REMERON was associated with significant orthostatic hypotension in early clinical pharmacology trials with normal volunteers.

Orthostatic hypotension was infrequently observed in clinical trials with depressed patients [see Adverse Reactions (6.1) ] .

REMERON/REMERONSolTab should be used with caution in patients with known cardiovascular or cerebrovascular disease that could be exacerbated by hypotension (history of myocardial infarction, angina, or ischemic stroke) and conditions that would predispose patients to hypotension (dehydration, hypovolemia, and treatment with antihypertensive medication).
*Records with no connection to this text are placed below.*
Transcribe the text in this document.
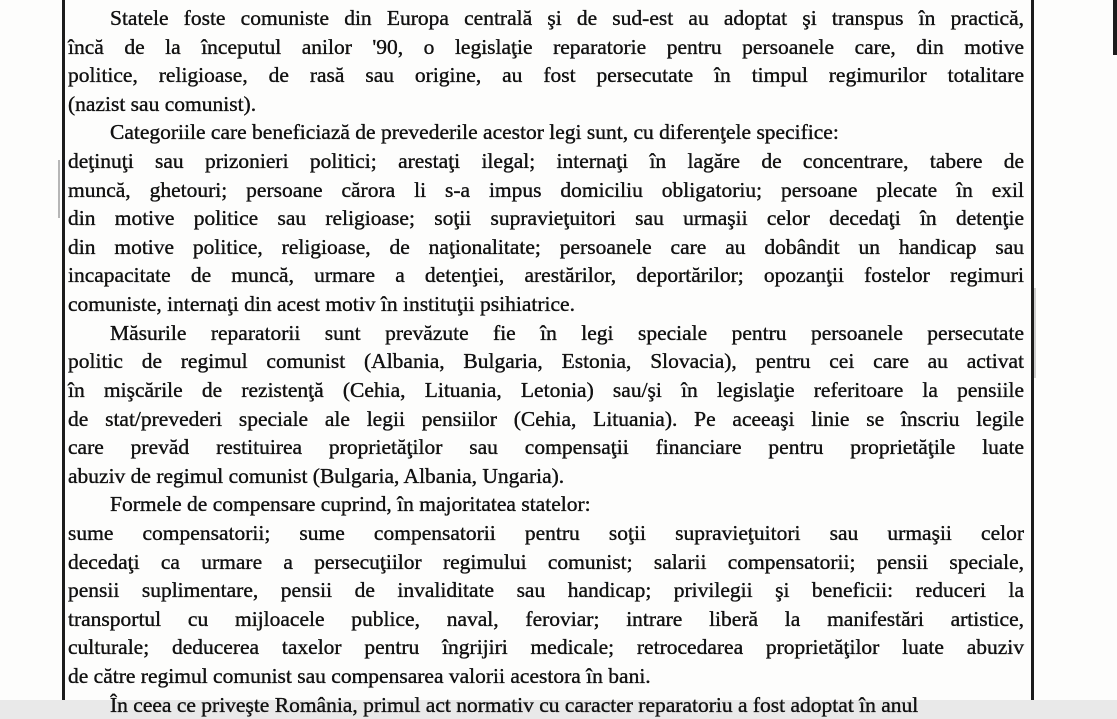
Statele foste comuniste din Europa centrală şi de sud-est au adoptat şi transpus în practică,
încă de la începutul anilor '90, o legislaţie reparatorie pentru persoanele care, din motive
politice, religioase, de rasă sau origine, au fost persecutate în timpul regimurilor totalitare
(nazist sau comunist).
Categoriile care beneficiază de prevederile acestor legi sunt, cu diferenţele specifice:
deţinuţi sau prizonieri politici; arestaţi ilegal; internaţi în lagăre de concentrare, tabere de
muncă, ghetouri; persoane cărora li s-a impus domiciliu obligatoriu; persoane plecate în exil
din motive politice sau religioase; soţii supravieţuitori sau urmaşii celor decedaţi în detenţie
din motive politice, religioase, de naţionalitate; persoanele care au dobândit un handicap sau
incapacitate de muncă, urmare a detenţiei, arestărilor, deportărilor; opozanţii fostelor regimuri
comuniste, internaţi din acest motiv în instituţii psihiatrice.
Măsurile reparatorii sunt prevăzute fie în legi speciale pentru persoanele persecutate
politic de regimul comunist (Albania, Bulgaria, Estonia, Slovacia), pentru cei care au activat
în mişcările de rezistenţă (Cehia, Lituania, Letonia) sau/şi în legislaţie referitoare la pensiile
de stat/prevederi speciale ale legii pensiilor (Cehia, Lituania). Pe aceeaşi linie se înscriu legile
care prevăd restituirea proprietăţilor sau compensaţii financiare pentru proprietăţile luate
abuziv de regimul comunist (Bulgaria, Albania, Ungaria).
Formele de compensare cuprind, în majoritatea statelor:
sume compensatorii; sume compensatorii pentru soţii supravieţuitori sau urmaşii celor
decedaţi ca urmare a persecuţiilor regimului comunist; salarii compensatorii; pensii speciale,
pensii suplimentare, pensii de invaliditate sau handicap; privilegii şi beneficii: reduceri la
transportul cu mijloacele publice, naval, feroviar; intrare liberă la manifestări artistice,
culturale; deducerea taxelor pentru îngrijiri medicale; retrocedarea proprietăţilor luate abuziv
de către regimul comunist sau compensarea valorii acestora în bani.
În ceea ce priveşte România, primul act normativ cu caracter reparatoriu a fost adoptat în anul
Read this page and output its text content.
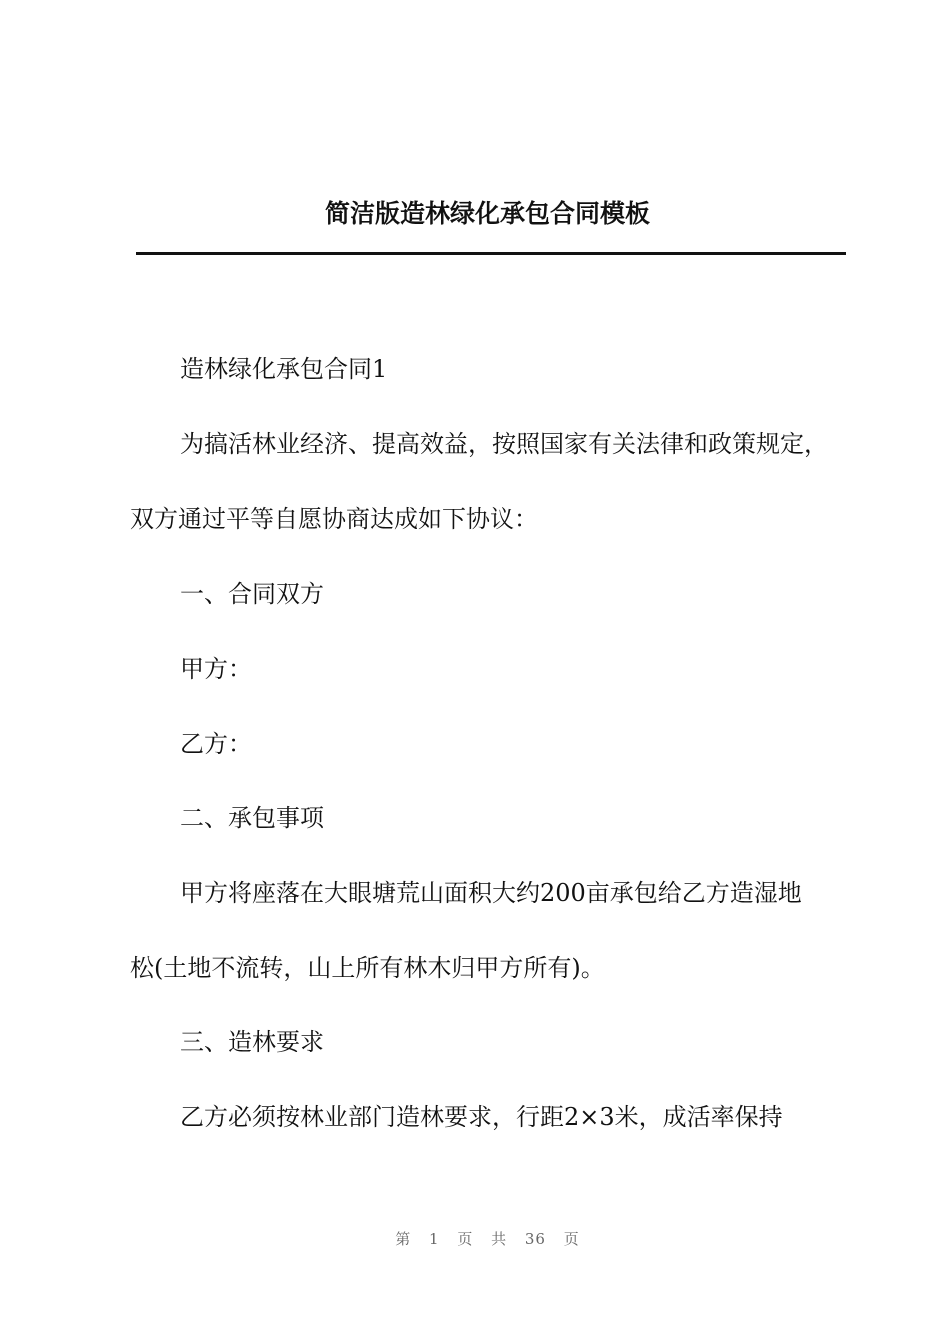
简洁版造林绿化承包合同模板
造林绿化承包合同1
为搞活林业经济、提高效益，按照国家有关法律和政策规定，
双方通过平等自愿协商达成如下协议：
一、合同双方
甲方：
乙方：
二、承包事项
甲方将座落在大眼塘荒山面积大约200亩承包给乙方造湿地
松(土地不流转，山上所有林木归甲方所有)。
三、造林要求
乙方必须按林业部门造林要求，行距2×3米，成活率保持
第 1 页 共 36 页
5.15 Risks in Patients with Phenylketonuria Phenylalanine can be harmful to patients with phenylketonuria (PKU).

REMERONSolTab contains phenylalanine, a component of aspartame.

REMERONSolTab contains the following amount of phenylalanine: 2.6 mg in 15 mg orally disintegrating tablet, 5.2 mg in 30 mg orally disintegrating tablet, and 7.8 mg in 45 mg orally disintegrating tablet.

Before prescribing REMERONSolTab to a patient with PKU, consider the combined daily amount of phenylalanine from all sources, including REMERONSolTab.